The Korean government says that it will revitalize the economy through regulatory innovation, but companies leading new industries are caught in the trap of excessive regulations.

In the field of biotechnology, which constitutes a key growth engine in the 4th Industrial Revolution era, many regulations hinder companies’ growth, including disallowing customized stents and recycling of waste fat. The biotechnology industry has consistently demanded for years that the government increase items that can be sold through direct to consumer (DTC), a sales method whereby private companies provide genetic testing to consumers without the involvement of a health-care provider. In response, the Ministry of Health and Welfare expanded the items for DTC genetic testing services from 12 to 56 on Dec. 18, 2018. However, despite strong demand from the industry, genetic testing for serious illnesses including cancer and Alzheimer's disease is not included in the latest expansion.

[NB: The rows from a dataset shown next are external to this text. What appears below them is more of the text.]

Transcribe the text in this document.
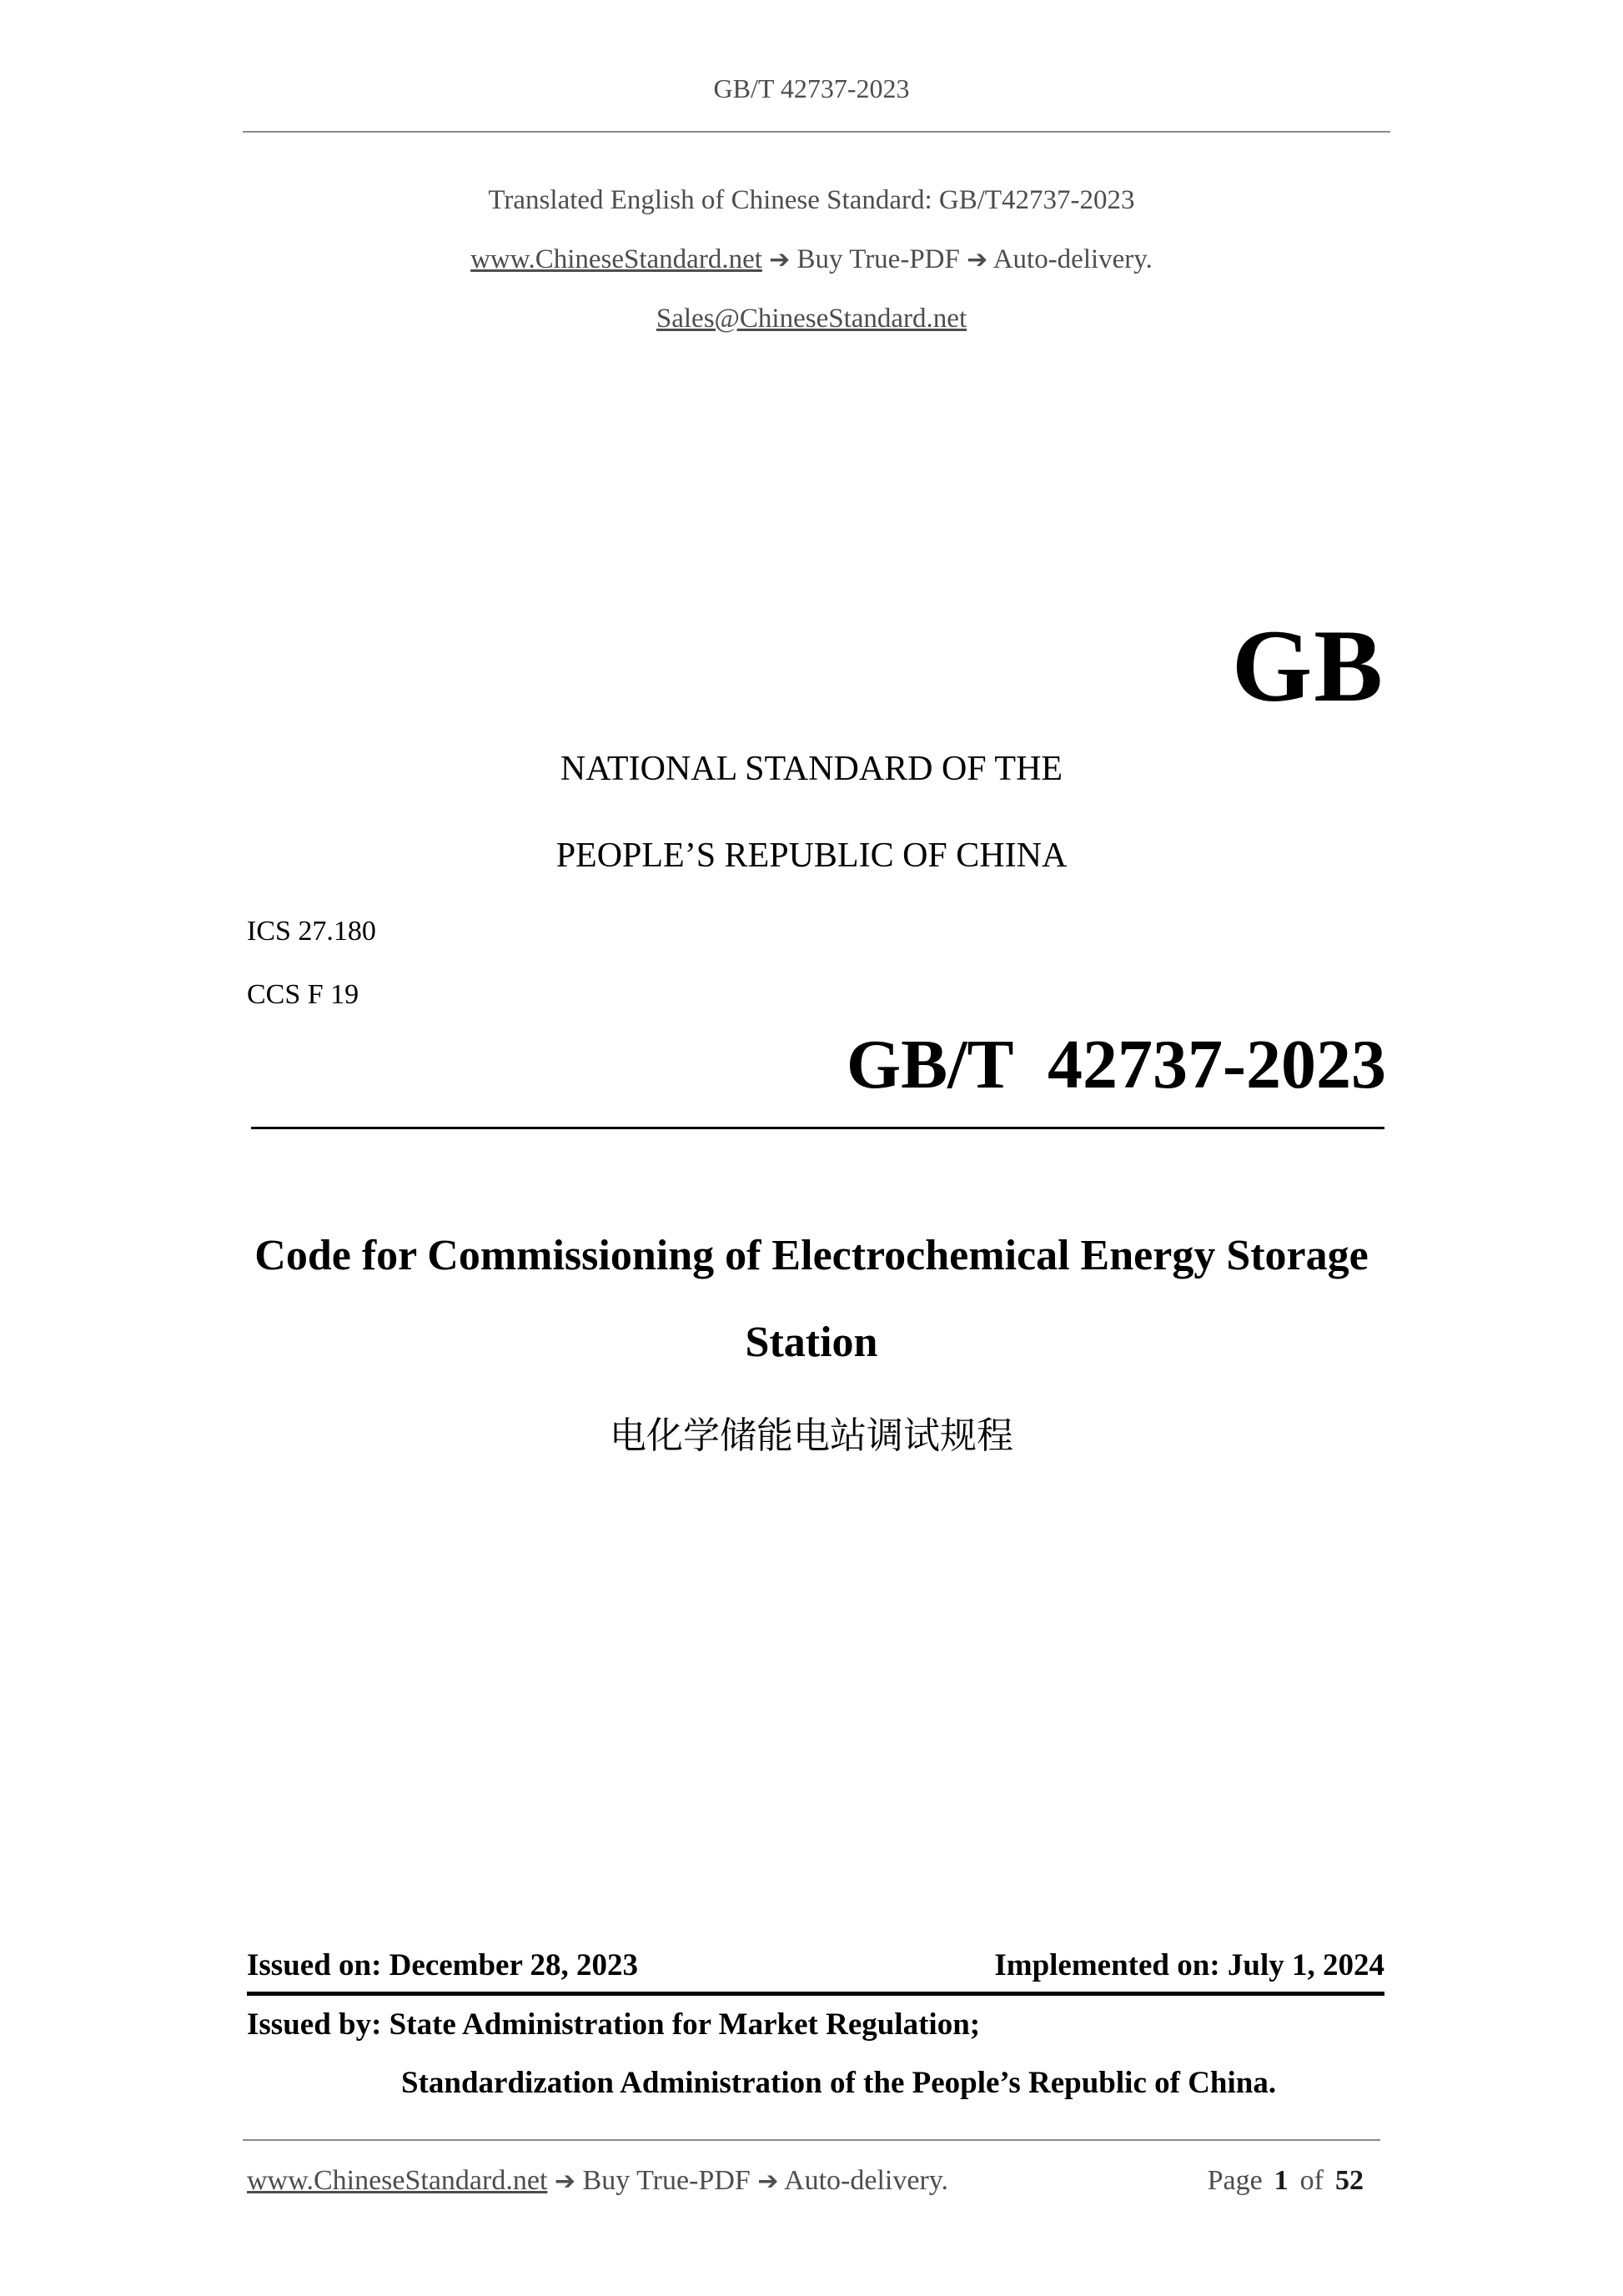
GB/T 42737-2023
Translated English of Chinese Standard: GB/T42737-2023
www.ChineseStandard.net ➔ Buy True-PDF ➔ Auto-delivery.
Sales@ChineseStandard.net
GB
NATIONAL STANDARD OF THE
PEOPLE’S REPUBLIC OF CHINA
ICS 27.180
CCS F 19
GB/T  42737-2023
Code for Commissioning of Electrochemical Energy Storage
Station
电化学储能电站调试规程
Issued on: December 28, 2023	Implemented on: July 1, 2024
Issued by: State Administration for Market Regulation;
Standardization Administration of the People’s Republic of China.
www.ChineseStandard.net ➔ Buy True-PDF ➔ Auto-delivery.	Page 1 of 52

In addition, there are still regulations that restrict the business activities of conglomerates, which are struggling to widen their lead in the global market. One representative example is the controversy over whether to allow corporate venture capital (CVC). CVC refers to a venture capital company that non-financial conglomerates set up in the form of a subsidiary to increase synergy between their businesses. It is different from a general venture capital company that the government or institutional investors set up with the simple aim of earning financial gains.

As global ICT companies actively invested in CVC, the amount of CVC investments surged from US$10.6 billion in 2013 to US$53 billion in 2018, according to a report published by the National Assembly Research Service (NARS) on Dec. 31, 2019. Google Ventures, GE Ventures and Intel Capital are representative global CVCs.

However, Article 8 of the Korean Monopoly Regulation and Fair Trade Act states that a general holding company, not a financial holding company, is not allowed to own a CVC due to the principle of the separation of banking and commerce. This article intends to restrict by conglomerates’ financial investment aimed at reckless business expansion and capital gain, but industry insiders say that it is an outdated regulation which hinders the expansion of venture ecosystem. “Unlike Samsung Group, which is not under a holding company system, LG, SK and GS groups are all affected by this regulation,” said Park Jae-yeong, an officer from the NARS.

Furthermore, the legislature, which is supposed to alleviate the difficulties of companies through lawmaking, is engrossed only in creating more regulations. Lawmakers of the 20th National Assembly, which opened in May 2016, proposed up to 3,795 regulation bills for three years and seven months. These bills contain a whopping 3,795 regulation provisions in total.